Editorial

Dialogue long overdue

The late Holocaust survivor Emil Fackenheim was one of the 20th century’s most important Jewish theologians, known for his “614th commandment”: Do not hand Hitler any “posthumous victories.”

Last August, Fackenheim’s son, Yossi Fackenheim, stood in the Jerusalem Rabbinical Court for a proceeding relating to his divorce. The court was probing his status as a Jew — Yossi’s mother was not Jewish at the time of his birth, and Yossi himself was converted to Judaism at age two by an Orthodox rabbinical court in Toronto. Yossi was able to produce a ream of documents attesting to his legal status — including official recognition, by Israel’s Chief Rabbinate, of his conversion by Jerusalem’s Rabbinate Marriage Registrar.

Nevertheless, the Rabbinical Court in Jerusalem declared his conversion invalid, explaining that because he underwent conversion as an “infant,” his decision to convert was not conscious.

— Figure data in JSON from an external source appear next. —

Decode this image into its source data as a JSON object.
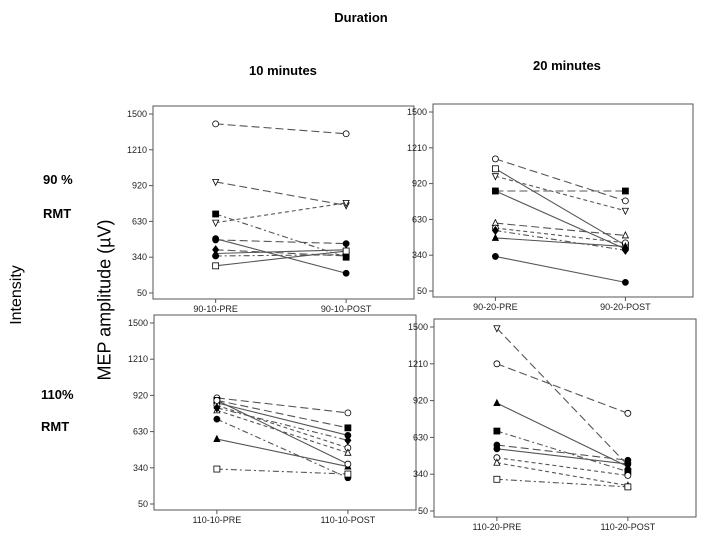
{
  "labels": {
    "title": "Duration",
    "col_10": "10 minutes",
    "col_20": "20 minutes",
    "row_90_a": "90 %",
    "row_90_b": "RMT",
    "row_110_a": "110%",
    "row_110_b": "RMT",
    "intensity": "Intensity",
    "ylabel": "MEP amplitude (µV)"
  },
  "chart_data": [
    {
      "type": "line",
      "panel": "90-10",
      "categories": [
        "90-10-PRE",
        "90-10-POST"
      ],
      "yticks": [
        50,
        340,
        630,
        920,
        1210,
        1500
      ],
      "ylim": [
        50,
        1500
      ],
      "grid": false,
      "series": [
        {
          "values": [
            1420,
            1340
          ],
          "marker": "open-circle",
          "dash": "8 4"
        },
        {
          "values": [
            950,
            760
          ],
          "marker": "open-triangle-down",
          "dash": "8 4"
        },
        {
          "values": [
            690,
            340
          ],
          "marker": "square",
          "dash": "6 3 2 3"
        },
        {
          "values": [
            620,
            780
          ],
          "marker": "open-triangle-down",
          "dash": "4 3"
        },
        {
          "values": [
            480,
            450
          ],
          "marker": "circle",
          "dash": "8 4"
        },
        {
          "values": [
            400,
            350
          ],
          "marker": "diamond",
          "dash": "8 4"
        },
        {
          "values": [
            370,
            400
          ],
          "marker": "triangle",
          "dash": ""
        },
        {
          "values": [
            350,
            360
          ],
          "marker": "circle",
          "dash": "6 3 2 3"
        },
        {
          "values": [
            270,
            390
          ],
          "marker": "open-square",
          "dash": ""
        },
        {
          "values": [
            490,
            210
          ],
          "marker": "circle",
          "dash": ""
        }
      ]
    },
    {
      "type": "line",
      "panel": "90-20",
      "categories": [
        "90-20-PRE",
        "90-20-POST"
      ],
      "yticks": [
        50,
        340,
        630,
        920,
        1210,
        1500
      ],
      "ylim": [
        50,
        1500
      ],
      "grid": false,
      "series": [
        {
          "values": [
            1120,
            780
          ],
          "marker": "open-circle",
          "dash": "8 4"
        },
        {
          "values": [
            1040,
            420
          ],
          "marker": "open-square",
          "dash": ""
        },
        {
          "values": [
            980,
            700
          ],
          "marker": "open-triangle-down",
          "dash": "4 3"
        },
        {
          "values": [
            860,
            860
          ],
          "marker": "square",
          "dash": "8 4"
        },
        {
          "values": [
            860,
            390
          ],
          "marker": "circle",
          "dash": ""
        },
        {
          "values": [
            600,
            500
          ],
          "marker": "open-triangle",
          "dash": "8 4"
        },
        {
          "values": [
            560,
            440
          ],
          "marker": "open-circle",
          "dash": "4 3"
        },
        {
          "values": [
            540,
            380
          ],
          "marker": "diamond",
          "dash": "6 3 2 3"
        },
        {
          "values": [
            480,
            410
          ],
          "marker": "triangle",
          "dash": ""
        },
        {
          "values": [
            330,
            120
          ],
          "marker": "circle",
          "dash": ""
        }
      ]
    },
    {
      "type": "line",
      "panel": "110-10",
      "categories": [
        "110-10-PRE",
        "110-10-POST"
      ],
      "yticks": [
        50,
        340,
        630,
        920,
        1210,
        1500
      ],
      "ylim": [
        50,
        1500
      ],
      "grid": false,
      "series": [
        {
          "values": [
            900,
            780
          ],
          "marker": "open-circle",
          "dash": "8 4"
        },
        {
          "values": [
            880,
            660
          ],
          "marker": "square",
          "dash": "8 4"
        },
        {
          "values": [
            860,
            600
          ],
          "marker": "circle",
          "dash": ""
        },
        {
          "values": [
            840,
            500
          ],
          "marker": "open-circle",
          "dash": "4 3"
        },
        {
          "values": [
            800,
            460
          ],
          "marker": "open-triangle",
          "dash": "4 3"
        },
        {
          "values": [
            820,
            560
          ],
          "marker": "diamond",
          "dash": "6 3 2 3"
        },
        {
          "values": [
            730,
            260
          ],
          "marker": "circle",
          "dash": "6 3 2 3"
        },
        {
          "values": [
            570,
            350
          ],
          "marker": "triangle",
          "dash": ""
        },
        {
          "values": [
            330,
            290
          ],
          "marker": "open-square",
          "dash": "6 3 2 3"
        },
        {
          "values": [
            880,
            370
          ],
          "marker": "open-circle",
          "dash": ""
        }
      ]
    },
    {
      "type": "line",
      "panel": "110-20",
      "categories": [
        "110-20-PRE",
        "110-20-POST"
      ],
      "yticks": [
        50,
        340,
        630,
        920,
        1210,
        1500
      ],
      "ylim": [
        50,
        1500
      ],
      "grid": false,
      "series": [
        {
          "values": [
            1490,
            410
          ],
          "marker": "open-triangle-down",
          "dash": "8 4"
        },
        {
          "values": [
            1210,
            820
          ],
          "marker": "open-circle",
          "dash": "8 4"
        },
        {
          "values": [
            900,
            400
          ],
          "marker": "triangle",
          "dash": ""
        },
        {
          "values": [
            680,
            360
          ],
          "marker": "square",
          "dash": "6 3 2 3"
        },
        {
          "values": [
            570,
            450
          ],
          "marker": "circle",
          "dash": "8 4"
        },
        {
          "values": [
            540,
            420
          ],
          "marker": "circle",
          "dash": ""
        },
        {
          "values": [
            470,
            330
          ],
          "marker": "open-circle",
          "dash": "4 3"
        },
        {
          "values": [
            430,
            250
          ],
          "marker": "open-triangle",
          "dash": "4 3"
        },
        {
          "values": [
            300,
            240
          ],
          "marker": "open-square",
          "dash": "6 3 2 3"
        }
      ]
    }
  ]
}
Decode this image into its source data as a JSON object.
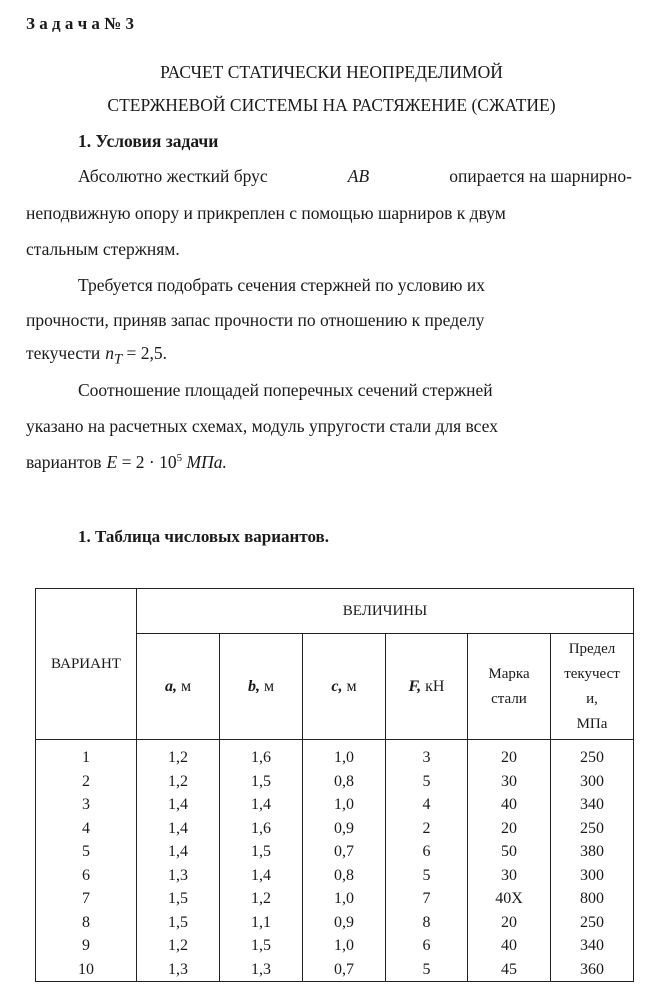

Yossi told The Jerusalem Post that he intends to fight to “get my Jewishness back.”

Stories like these often discredit Israel’s Orthodox rabbinic establishment in the eyes of many in Israel’s secular majority and of Diaspora Jews across the denominational spectrum. Although the rabbis’ defenders say they are merely upholding the integrity of the Jewish legal process, too many similar stories suggest the kinds of abuses of authority that are bound to occur when any group is given a monopoly.

This week Conservative Judaism’s Rabbinical Assembly is taking up a resolution calling for the dissolution of Israel’s Chief Rabbinate. Conservative rabbis here and in Israel have long complained that the Orthodox establishment monopolizes state religious resources, blocks legitimate religious activities by non-Orthodox rabbis and institutions, and, more recently, has needlessly encumbered the conversion process for immigrants who are eager to become part of the Jewish people. According to a draft of the RA resolution, the Chief Rabbinate has had an “unfortunate impact on Israeli society.”

No one likes to see one group of rabbis hurling invective at another, and this resolution itself might further deepen a divide it is meant to heal. And yet it and the heat that is generated by stories like Yossi Fackenheim’s should be seen as an opportunity for Israel’s Orthodox establishment, and all who accept or appreciate its authority, to examine the ways it can accommodate the diverse and changing nature of world Jewry. Rabbis in Israel and the Diaspora, Orthodox as well as non-Orthodox, have been working on creative solutions to challenges of personal status — such as conversion and divorce — within a rigorous legal framework. Authorities too often reject these accommodations, sometimes on the basis of small-c conservative jurisprudence and sometimes, sad to say, as a result of turf battles.

The time is ripe to open a trans-Atlantic discussion of these issues. Israel, under fire in more ways than one, cannot afford a further erosion of global Jewish peoplehood. Traditional Judaism deserves a better image among Jews in Israel and abroad. Israel’s secular government and state-sanctioned rabbinate need to hear the critics’ voice, especially those raised in good faith.